Do be sure that you’re leaving some room, though. If you have too many leaves and flowers on the glass, not enough light will filter through when you have a candle lit.
|Brush one last thin layer of glue over the entire design once you’ve finished placing your botanicals.|
|Let that glue dry. This should take about 30 minutes, and you’ll know it’s ready because the glue will dry clear.|
|Step 4: Applying the Tissue Paper Layer|
|Once the first layer of glue is dry, you’re ready to apply the layer of tissue paper over the botanicals.
Rip the tissue paper into small pieces, about one inch wide or tall. Ripping is preferred over cutting, since it will provide a more organic look on the finished product.
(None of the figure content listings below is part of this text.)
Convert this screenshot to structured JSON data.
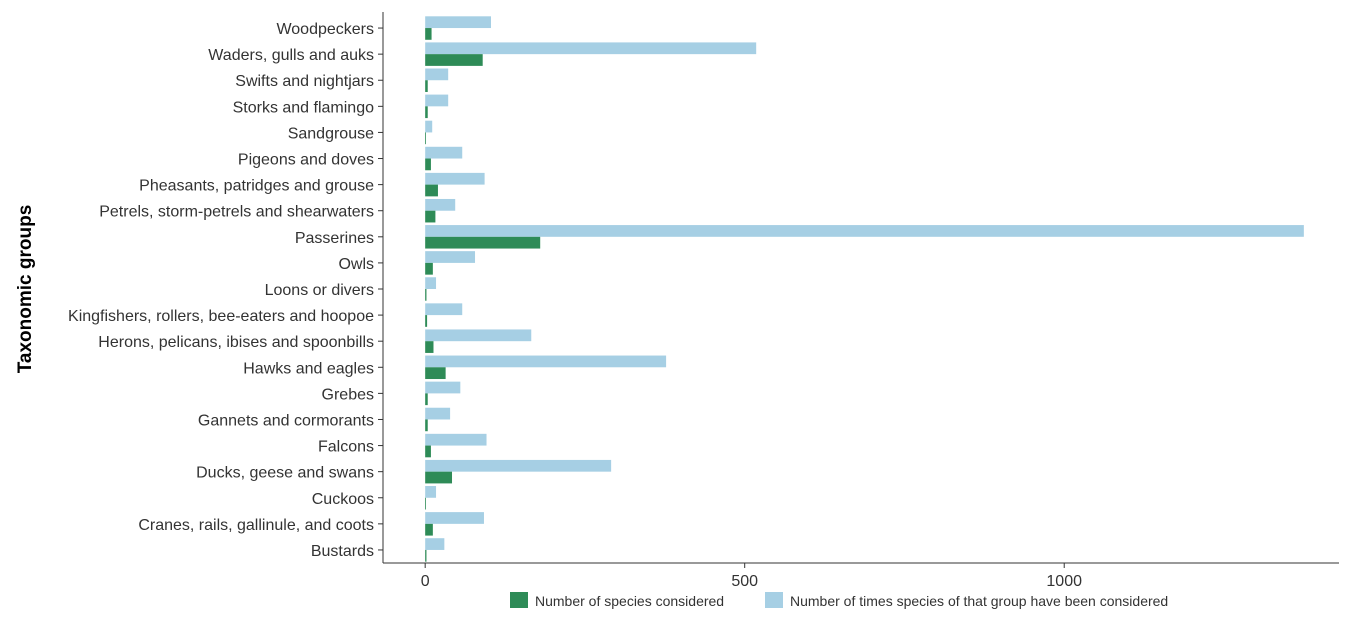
{
  "chart_data": {
    "type": "bar",
    "orientation": "horizontal",
    "title": "",
    "xlabel": "",
    "ylabel": "Taxonomic groups",
    "categories": [
      "Woodpeckers",
      "Waders, gulls and auks",
      "Swifts and nightjars",
      "Storks and flamingo",
      "Sandgrouse",
      "Pigeons and doves",
      "Pheasants, patridges and grouse",
      "Petrels, storm-petrels and shearwaters",
      "Passerines",
      "Owls",
      "Loons or divers",
      "Kingfishers, rollers, bee-eaters and hoopoe",
      "Herons, pelicans, ibises and spoonbills",
      "Hawks and eagles",
      "Grebes",
      "Gannets and cormorants",
      "Falcons",
      "Ducks, geese and swans",
      "Cuckoos",
      "Cranes, rails, gallinule, and coots",
      "Bustards"
    ],
    "series": [
      {
        "name": "Number of species considered",
        "color": "#2e8b57",
        "values": [
          10,
          90,
          4,
          4,
          1,
          9,
          20,
          16,
          180,
          12,
          2,
          3,
          13,
          32,
          4,
          4,
          9,
          42,
          1,
          12,
          2
        ]
      },
      {
        "name": "Number of times species of that group have been considered",
        "color": "#a6cfe4",
        "values": [
          103,
          518,
          36,
          36,
          11,
          58,
          93,
          47,
          1375,
          78,
          17,
          58,
          166,
          377,
          55,
          39,
          96,
          291,
          17,
          92,
          30
        ]
      }
    ],
    "xlim": [
      -66,
      1430
    ],
    "x_ticks": [
      0,
      500,
      1000
    ],
    "x_tick_labels": [
      "0",
      "500",
      "1000"
    ],
    "grid": false,
    "legend_position": "bottom"
  }
}
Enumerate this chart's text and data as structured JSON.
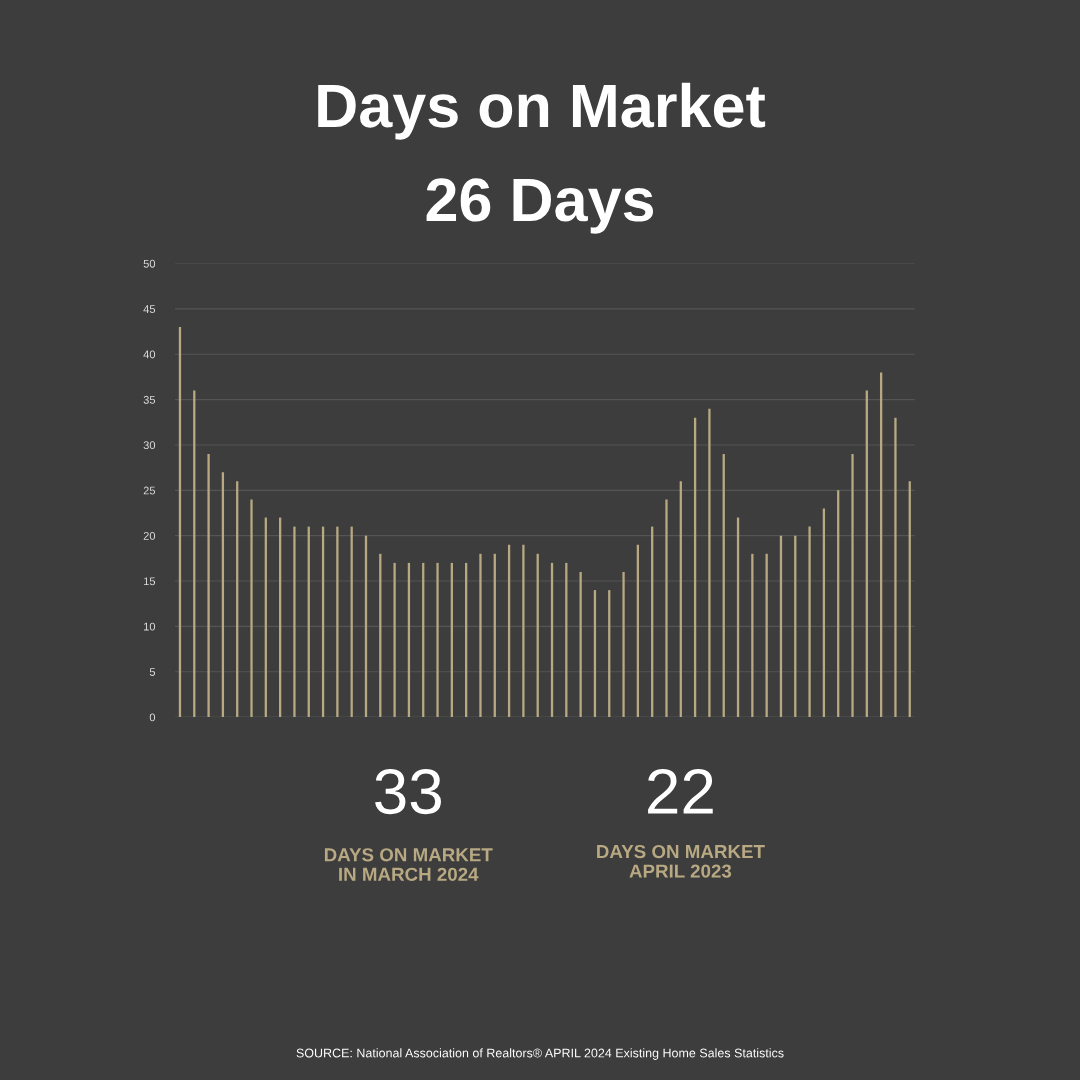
{
  "chart_data": {
    "type": "bar",
    "title": "Days on Market",
    "subtitle": "26 Days",
    "categories": [
      null,
      null,
      null,
      null,
      null,
      null,
      null,
      null,
      null,
      null,
      null,
      null,
      null,
      null,
      null,
      null,
      null,
      null,
      null,
      null,
      null,
      null,
      null,
      null,
      null,
      null,
      null,
      null,
      null,
      null,
      null,
      null,
      null,
      null,
      null,
      null,
      null,
      null,
      null,
      null,
      null,
      null,
      null,
      null,
      null,
      null,
      null,
      null,
      null,
      null,
      null,
      null
    ],
    "values": [
      43,
      36,
      29,
      27,
      26,
      24,
      22,
      22,
      21,
      21,
      21,
      21,
      21,
      20,
      18,
      17,
      17,
      17,
      17,
      17,
      17,
      18,
      18,
      19,
      19,
      18,
      17,
      17,
      16,
      14,
      14,
      16,
      19,
      21,
      24,
      26,
      33,
      34,
      29,
      22,
      18,
      18,
      20,
      20,
      21,
      23,
      25,
      29,
      36,
      38,
      33,
      26
    ],
    "color": "#b8a983",
    "ylim": [
      0,
      50
    ],
    "yticks": [
      0,
      5,
      10,
      15,
      20,
      25,
      30,
      35,
      40,
      45,
      50
    ],
    "grid": "y",
    "annotations": [
      "33",
      "DAYS ON MARKET\nIN MARCH 2024",
      "22",
      "DAYS ON MARKET\nAPRIL 2023",
      "SOURCE: National Association of Realtors® APRIL 2024 Existing Home Sales Statistics"
    ]
  }
}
|Like you did with the first layer, apply a thin layer of glue right on top of your botanicals. Place your piece of tissue paper over the top and then apply another thin layer of glue to keep it in place.|
|Continue this process until you’ve covered the entire outside of the glass container. The pieces should overlap a bit, too, so no glass shows through.|
|You can choose to incorporate a couple colors of tissue paper. We chose a gold color to use as a band at the top and bottom of the glass container. Get creative. You can alternate colors in the overall layer, or go for an ombre effect: use tissue paper in the same color family and vary the design from lightest to darkest, using a single band of each shade around the glass.|
|For a clean look, feel free to use scissors to trim around the edges of your design.|
| Your flower and leaf design should magically appear when a candle is lit inside.
And all that’s left to do now is inserting a tea light and lighting your candle for a wonderful, rustic ambiance—perfect for your dining table or bedroom dresser. Enjoy!